We classified responses into two categories: “recommended actions” (responses 4, 5 and 7, coded as ‘1’) and “non-recommended actions” (responses 1, 2, 3, 6 and 9, coded as ‘0’) consistent with campaign messaging and the prior research on helping actions [33,34,35,36]. Where Response 8 ‘something else’ had been selected and the alternate action specified, the actions provided were also classified into these categories by the researchers. Response 9 ‘none of these’ was coded as “non-recommended actions”.

Helping beliefs refer to beliefs about the importance and ease of asking a friend who appeared to be troubled about their wellbeing. This was measured with two questions. The first question—“If a friend appeared troubled how strongly would you feel you should either ask or not ask about what’s troubling them?”—required participants to indicate their response on an 11-point likert-scale, from 0 ‘Definitely feel I should ask’ to 10 ‘definitely feel I shouldn’t ask’, with 5 ‘unsure’ indicating a neutral response. The second question—“Please rate how easy or difficult you would personally find it to ask a friend about their wellbeing if they appeared troubled.”—also required participants to indicate their response on an 11-point likert scale, from 0 ‘Very easy’ to 10 ‘Very difficult’ with 5 ‘unsure’ similarly indicating a neutral response. Based on these rating scales, lower scores indicate stronger helping beliefs. However, for the purposes of analysis and to improve the intuitiveness of the findings, these scores were reversed so that higher scores indicate stronger helping beliefs.
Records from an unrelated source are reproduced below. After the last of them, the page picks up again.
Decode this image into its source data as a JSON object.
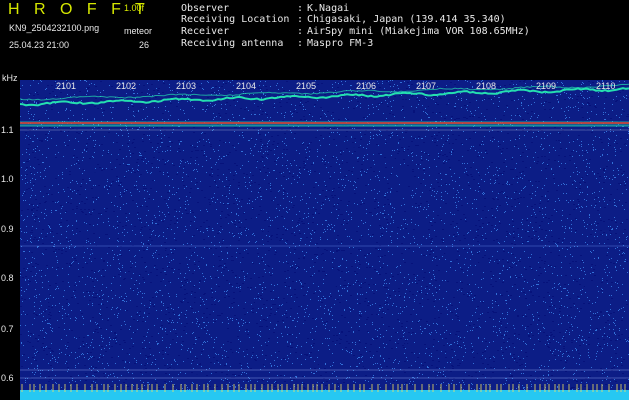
{
  "header": {
    "app_name": "H R O F F T",
    "version": "1.00f",
    "filename": "KN9_2504232100.png",
    "timestamp": "25.04.23 21:00",
    "meteor_label": "meteor",
    "meteor_count": "26"
  },
  "station": {
    "observer_key": "Observer",
    "observer_val": "K.Nagai",
    "location_key": "Receiving Location",
    "location_val": "Chigasaki, Japan (139.414 35.340)",
    "receiver_key": "Receiver",
    "receiver_val": "AirSpy mini (Miakejima VOR 108.65MHz)",
    "antenna_key": "Receiving antenna",
    "antenna_val": "Maspro FM-3",
    "separator": ":"
  },
  "axis": {
    "unit": "kHz",
    "y_ticks": [
      "1.1",
      "1.0",
      "0.9",
      "0.8",
      "0.7",
      "0.6"
    ],
    "x_ticks": [
      "2101",
      "2102",
      "2103",
      "2104",
      "2105",
      "2106",
      "2107",
      "2108",
      "2109",
      "2110"
    ]
  },
  "colors": {
    "background": "#0c1d86",
    "noise_light": "#3f8cf2",
    "noise_dark": "#06127a",
    "carrier": "#e63c2d",
    "trace": "#25e0b0",
    "bottom_band": "#26c8f2"
  }
}
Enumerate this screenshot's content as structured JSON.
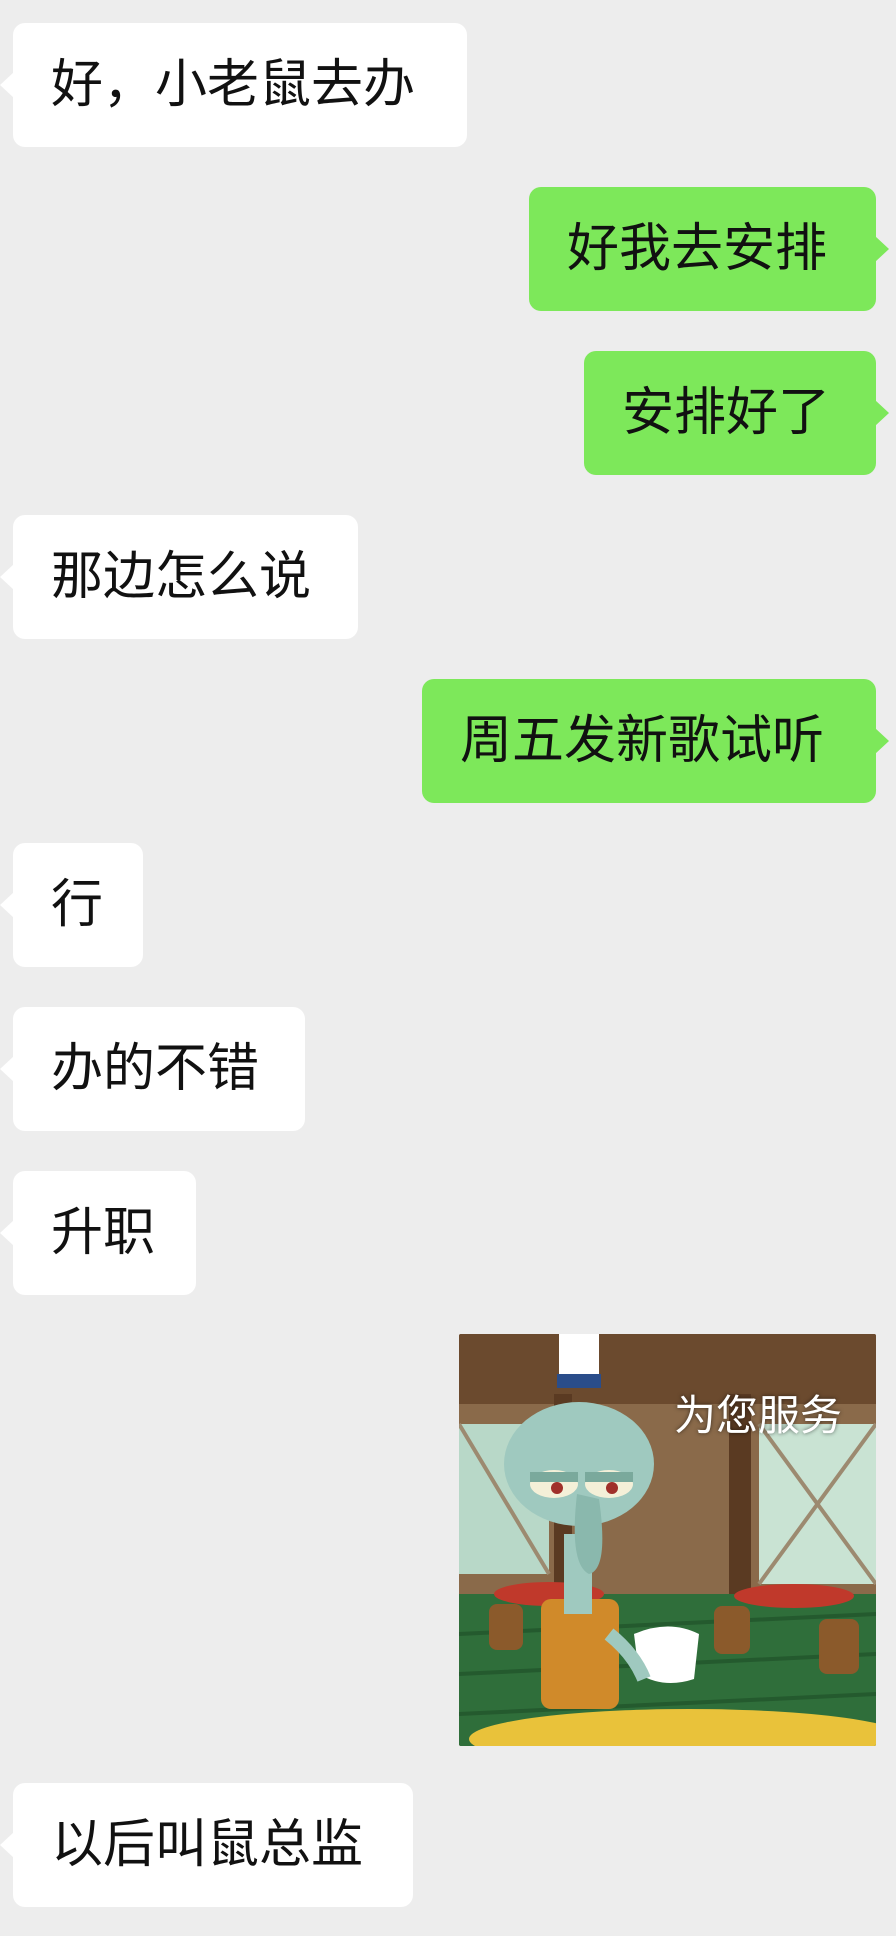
{
  "messages": [
    {
      "side": "left",
      "text": "好，小老鼠去办"
    },
    {
      "side": "right",
      "text": "好我去安排"
    },
    {
      "side": "right",
      "text": "安排好了"
    },
    {
      "side": "left",
      "text": "那边怎么说"
    },
    {
      "side": "right",
      "text": "周五发新歌试听"
    },
    {
      "side": "left",
      "text": "行"
    },
    {
      "side": "left",
      "text": "办的不错"
    },
    {
      "side": "left",
      "text": "升职"
    },
    {
      "side": "right",
      "type": "sticker",
      "caption": "为您服务",
      "icon": "squidward-waiter-sticker"
    },
    {
      "side": "left",
      "text": "以后叫鼠总监"
    }
  ],
  "colors": {
    "background": "#ededed",
    "incoming_bubble": "#ffffff",
    "outgoing_bubble": "#7de85a"
  }
}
Reaching out (helping behaviour) was measured by the frequency with which participants had reached out to offer support to others. Participants were provided a list of supportive behaviours and asked to indicate the frequency with which they had engaged in these behaviours in the past month. The list of supportive behaviours included:

  1. 1.

    Asked someone face-to-face if something was troubling them.

  2. 2.

    Telephoned someone to ask if something was troubling them.

  3. 3.

    Messaged someone online to ask if something was troubling them (e.g., Facebook, Twitter, Instagram, Snapchat).

  4. 4.

    Emailed someone to ask if something was troubling them.

  5. 5.

    SMS messaged someone to ask if something was troubling them.

  6. 6.

    Listened to someone talk about their problems.

  7. 7.

    Contacted a support service on behalf of someone.

  8. 8.

    Referred someone who is troubled to a support service.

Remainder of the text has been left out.